これは多くのメガバンクや地方銀行で行っているが、最近あるメガバンクではさらなる人件費削減に動いているのを皆さんはご存知だろうか。
支店をなくして出張所に
支店は一定数の人数が必要だが、出張所にすると基準人員が大きく減る。あるメガバンクではこれを利用して支店をなくして、出張所に変えていくようだ。
しかも、出張所なので支店長は必要ない。近隣の大規模な支店を残して、その支店長が出張所の支店長を兼任する。出張時には支店長ではなく副支店長を配置する。これによって、大幅な人件費の削減が可能となる。
そもそも現在はほぼすべての事務を事務センターが行っており、支店で難しい事務が発生することはほぼない。また営業に関しても証券会社などから中途採用した担当者が1人で案件の完結を行っているので、こちらも特に管理職は必要ない。
リテール部門の本部はこちらに気づいて出張所に変更し、管理職の人件費を大幅に減らすようだ。
少ない店舗では、副支店長含めて、5人程度で出張所を回す計画のようだ。これだけ少人数で行うため、このような出張所では簡単な事務手続きしか行えない。そして、もし資産運用や住宅ローンの相談をした場合は、店舗の相談窓口でリモートでの対応になる。
資産運用・住宅ローン相談の主戦場はリモート
10年ほど前までは、資産運用や住宅ローンの相談は支店で行うのが当たり前だった。皆さんの中にも、休日相談会などに参加したことがある方はいるのではないだろうか。
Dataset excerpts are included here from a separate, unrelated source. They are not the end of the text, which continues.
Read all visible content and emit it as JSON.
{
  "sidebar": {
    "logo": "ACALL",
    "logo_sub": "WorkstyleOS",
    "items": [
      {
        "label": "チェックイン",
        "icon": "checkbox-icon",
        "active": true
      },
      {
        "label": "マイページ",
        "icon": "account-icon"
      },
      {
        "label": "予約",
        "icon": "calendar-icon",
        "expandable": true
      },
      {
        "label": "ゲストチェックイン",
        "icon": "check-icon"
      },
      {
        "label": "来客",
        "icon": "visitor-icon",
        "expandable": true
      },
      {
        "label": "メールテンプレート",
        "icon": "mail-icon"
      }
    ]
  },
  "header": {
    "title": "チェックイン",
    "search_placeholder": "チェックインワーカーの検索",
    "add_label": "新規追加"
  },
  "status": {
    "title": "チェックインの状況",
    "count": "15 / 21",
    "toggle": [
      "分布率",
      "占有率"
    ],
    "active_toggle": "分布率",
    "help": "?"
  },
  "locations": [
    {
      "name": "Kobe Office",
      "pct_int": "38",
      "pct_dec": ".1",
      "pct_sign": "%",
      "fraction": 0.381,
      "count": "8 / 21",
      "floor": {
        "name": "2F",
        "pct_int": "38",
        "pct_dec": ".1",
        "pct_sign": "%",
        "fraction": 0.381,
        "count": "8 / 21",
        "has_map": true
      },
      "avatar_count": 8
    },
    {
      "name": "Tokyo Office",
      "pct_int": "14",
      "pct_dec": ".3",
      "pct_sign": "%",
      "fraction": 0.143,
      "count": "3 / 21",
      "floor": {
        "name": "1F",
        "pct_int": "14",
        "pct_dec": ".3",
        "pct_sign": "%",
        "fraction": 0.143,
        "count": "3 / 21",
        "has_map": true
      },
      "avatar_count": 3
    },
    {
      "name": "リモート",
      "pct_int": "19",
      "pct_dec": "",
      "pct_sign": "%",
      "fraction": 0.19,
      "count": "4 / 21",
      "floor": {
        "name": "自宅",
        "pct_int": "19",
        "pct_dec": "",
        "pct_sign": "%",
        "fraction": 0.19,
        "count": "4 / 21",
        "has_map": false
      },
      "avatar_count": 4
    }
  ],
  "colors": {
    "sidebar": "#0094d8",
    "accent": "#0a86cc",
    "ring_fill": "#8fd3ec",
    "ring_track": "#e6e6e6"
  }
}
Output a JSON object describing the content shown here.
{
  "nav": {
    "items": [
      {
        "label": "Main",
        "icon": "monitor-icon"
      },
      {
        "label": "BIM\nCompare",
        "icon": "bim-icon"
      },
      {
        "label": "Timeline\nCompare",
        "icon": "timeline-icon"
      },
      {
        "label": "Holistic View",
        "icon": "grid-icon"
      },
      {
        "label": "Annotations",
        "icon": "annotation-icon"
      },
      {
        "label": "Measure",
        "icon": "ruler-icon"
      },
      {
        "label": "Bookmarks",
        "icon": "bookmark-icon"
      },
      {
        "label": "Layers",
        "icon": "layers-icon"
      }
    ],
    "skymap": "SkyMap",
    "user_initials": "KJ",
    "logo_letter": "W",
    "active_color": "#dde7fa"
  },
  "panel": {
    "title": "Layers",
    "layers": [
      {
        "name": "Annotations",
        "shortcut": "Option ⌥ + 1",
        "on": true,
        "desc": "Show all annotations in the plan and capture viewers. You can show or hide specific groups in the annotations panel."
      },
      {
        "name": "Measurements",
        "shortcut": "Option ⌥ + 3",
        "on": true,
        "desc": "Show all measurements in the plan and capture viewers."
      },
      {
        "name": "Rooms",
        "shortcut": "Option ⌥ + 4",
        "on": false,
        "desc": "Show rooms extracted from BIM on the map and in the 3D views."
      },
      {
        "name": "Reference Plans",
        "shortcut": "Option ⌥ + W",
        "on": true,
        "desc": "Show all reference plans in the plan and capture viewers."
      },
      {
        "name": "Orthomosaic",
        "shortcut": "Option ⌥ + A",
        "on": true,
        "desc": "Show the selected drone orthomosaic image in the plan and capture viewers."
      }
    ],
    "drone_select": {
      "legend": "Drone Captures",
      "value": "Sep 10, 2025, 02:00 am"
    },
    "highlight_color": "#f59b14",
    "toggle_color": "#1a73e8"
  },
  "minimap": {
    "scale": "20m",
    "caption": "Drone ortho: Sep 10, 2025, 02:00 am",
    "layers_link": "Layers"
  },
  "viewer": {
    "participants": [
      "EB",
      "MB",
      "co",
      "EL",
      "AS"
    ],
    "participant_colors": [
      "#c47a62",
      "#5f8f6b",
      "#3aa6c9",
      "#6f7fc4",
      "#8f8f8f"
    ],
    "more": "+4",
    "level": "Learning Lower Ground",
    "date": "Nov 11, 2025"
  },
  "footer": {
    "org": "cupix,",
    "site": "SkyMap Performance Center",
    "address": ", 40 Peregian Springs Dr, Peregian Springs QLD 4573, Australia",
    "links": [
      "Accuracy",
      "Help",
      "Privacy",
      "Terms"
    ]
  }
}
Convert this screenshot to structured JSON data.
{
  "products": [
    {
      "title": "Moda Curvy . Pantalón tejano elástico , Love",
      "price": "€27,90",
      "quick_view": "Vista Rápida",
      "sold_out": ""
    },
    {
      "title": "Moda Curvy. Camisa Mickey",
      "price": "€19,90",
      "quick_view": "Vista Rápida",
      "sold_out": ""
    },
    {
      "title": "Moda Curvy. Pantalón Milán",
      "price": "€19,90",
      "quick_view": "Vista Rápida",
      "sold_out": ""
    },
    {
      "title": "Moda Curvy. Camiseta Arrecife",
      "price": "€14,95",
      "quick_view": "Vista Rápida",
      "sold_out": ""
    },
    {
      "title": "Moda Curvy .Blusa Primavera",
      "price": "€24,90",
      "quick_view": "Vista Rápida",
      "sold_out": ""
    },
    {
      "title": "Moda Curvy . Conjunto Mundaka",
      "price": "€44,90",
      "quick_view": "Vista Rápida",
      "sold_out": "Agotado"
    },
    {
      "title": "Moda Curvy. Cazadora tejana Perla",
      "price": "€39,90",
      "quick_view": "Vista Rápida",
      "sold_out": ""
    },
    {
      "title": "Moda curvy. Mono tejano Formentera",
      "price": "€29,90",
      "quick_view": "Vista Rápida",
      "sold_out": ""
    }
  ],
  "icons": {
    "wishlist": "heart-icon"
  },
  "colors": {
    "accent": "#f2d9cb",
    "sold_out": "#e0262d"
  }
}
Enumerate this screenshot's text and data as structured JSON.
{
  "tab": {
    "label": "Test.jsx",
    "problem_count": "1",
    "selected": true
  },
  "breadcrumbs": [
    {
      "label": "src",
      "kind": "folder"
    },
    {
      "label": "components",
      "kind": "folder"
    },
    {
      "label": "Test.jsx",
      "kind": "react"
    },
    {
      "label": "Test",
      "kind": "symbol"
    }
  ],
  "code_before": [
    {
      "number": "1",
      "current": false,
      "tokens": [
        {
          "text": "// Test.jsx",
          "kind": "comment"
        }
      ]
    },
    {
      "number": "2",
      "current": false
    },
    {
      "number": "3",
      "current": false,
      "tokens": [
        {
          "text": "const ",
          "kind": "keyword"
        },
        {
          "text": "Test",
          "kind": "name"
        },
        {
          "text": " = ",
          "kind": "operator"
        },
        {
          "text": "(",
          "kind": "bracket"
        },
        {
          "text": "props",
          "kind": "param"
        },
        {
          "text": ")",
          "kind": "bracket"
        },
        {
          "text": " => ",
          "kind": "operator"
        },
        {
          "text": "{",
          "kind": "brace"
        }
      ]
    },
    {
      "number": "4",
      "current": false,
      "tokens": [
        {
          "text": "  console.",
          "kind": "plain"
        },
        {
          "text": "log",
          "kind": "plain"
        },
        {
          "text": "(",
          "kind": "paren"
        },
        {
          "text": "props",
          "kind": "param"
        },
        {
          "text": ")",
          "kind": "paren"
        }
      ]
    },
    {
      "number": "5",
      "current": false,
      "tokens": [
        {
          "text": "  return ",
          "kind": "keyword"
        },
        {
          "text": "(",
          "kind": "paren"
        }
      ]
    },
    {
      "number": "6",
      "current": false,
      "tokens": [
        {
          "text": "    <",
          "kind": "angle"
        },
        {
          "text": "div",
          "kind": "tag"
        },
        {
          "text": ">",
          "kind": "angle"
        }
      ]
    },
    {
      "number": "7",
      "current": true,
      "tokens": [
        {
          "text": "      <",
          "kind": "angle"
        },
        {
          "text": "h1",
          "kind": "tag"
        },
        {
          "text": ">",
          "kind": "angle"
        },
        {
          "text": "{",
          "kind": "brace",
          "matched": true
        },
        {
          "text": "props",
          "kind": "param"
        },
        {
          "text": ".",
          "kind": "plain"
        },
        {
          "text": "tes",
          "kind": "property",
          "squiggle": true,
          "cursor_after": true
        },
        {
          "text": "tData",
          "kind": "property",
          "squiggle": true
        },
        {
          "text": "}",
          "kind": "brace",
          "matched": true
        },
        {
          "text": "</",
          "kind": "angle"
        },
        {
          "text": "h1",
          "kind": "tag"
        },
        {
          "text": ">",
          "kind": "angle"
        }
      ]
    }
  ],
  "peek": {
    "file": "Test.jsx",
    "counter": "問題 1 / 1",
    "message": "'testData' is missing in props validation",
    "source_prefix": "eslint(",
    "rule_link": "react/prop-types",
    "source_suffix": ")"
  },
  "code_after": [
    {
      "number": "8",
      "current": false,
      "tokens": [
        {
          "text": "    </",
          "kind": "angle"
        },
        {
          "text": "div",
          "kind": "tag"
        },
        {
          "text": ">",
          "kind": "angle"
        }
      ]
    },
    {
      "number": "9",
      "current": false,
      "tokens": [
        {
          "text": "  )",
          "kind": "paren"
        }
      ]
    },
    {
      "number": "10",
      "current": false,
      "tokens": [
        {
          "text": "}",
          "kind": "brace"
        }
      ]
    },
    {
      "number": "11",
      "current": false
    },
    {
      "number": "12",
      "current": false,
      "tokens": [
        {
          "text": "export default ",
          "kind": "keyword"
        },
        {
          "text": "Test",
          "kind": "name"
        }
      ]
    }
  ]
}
しかし、このメガバンクではすでに定期的に土曜日、もしくは日曜日に定期的にお店を開けている支店はほとんどなくなった。私が知る限り1店舗もない。
以前は100店舗近くが土曜日、もしくは日曜日に定期的に支店を開けていたにもかかわらず、このような状況になっている。そして資産運用や住宅ローンの相談をしたい場合、リモートで行うのが主流になっている。
出張所に来店してもリモートでの面談に誘導されるだけなので、もはやインターネットからこのような相談の予約をするのが良いだろう。このようにメガバンクではかなり大規模な改革を行っているのだ。
今後も人件費の削減は続く
銀行は斜陽産業だといわれて、数十年経つ。
以前は総合職だけで1000人規模の採用を行っていたが、今は100人程度の採用にとどまる。それだけ人がいらなくなっている。これから銀行を目指したいと思っている方は、アクチュアリー(保険数理人)などの専門分野以外は少し考え直した方が良いかもしれない。
仕事ができる銀行員は外資系金融やM&A専門会社に転職をしているのも付け加えておこう。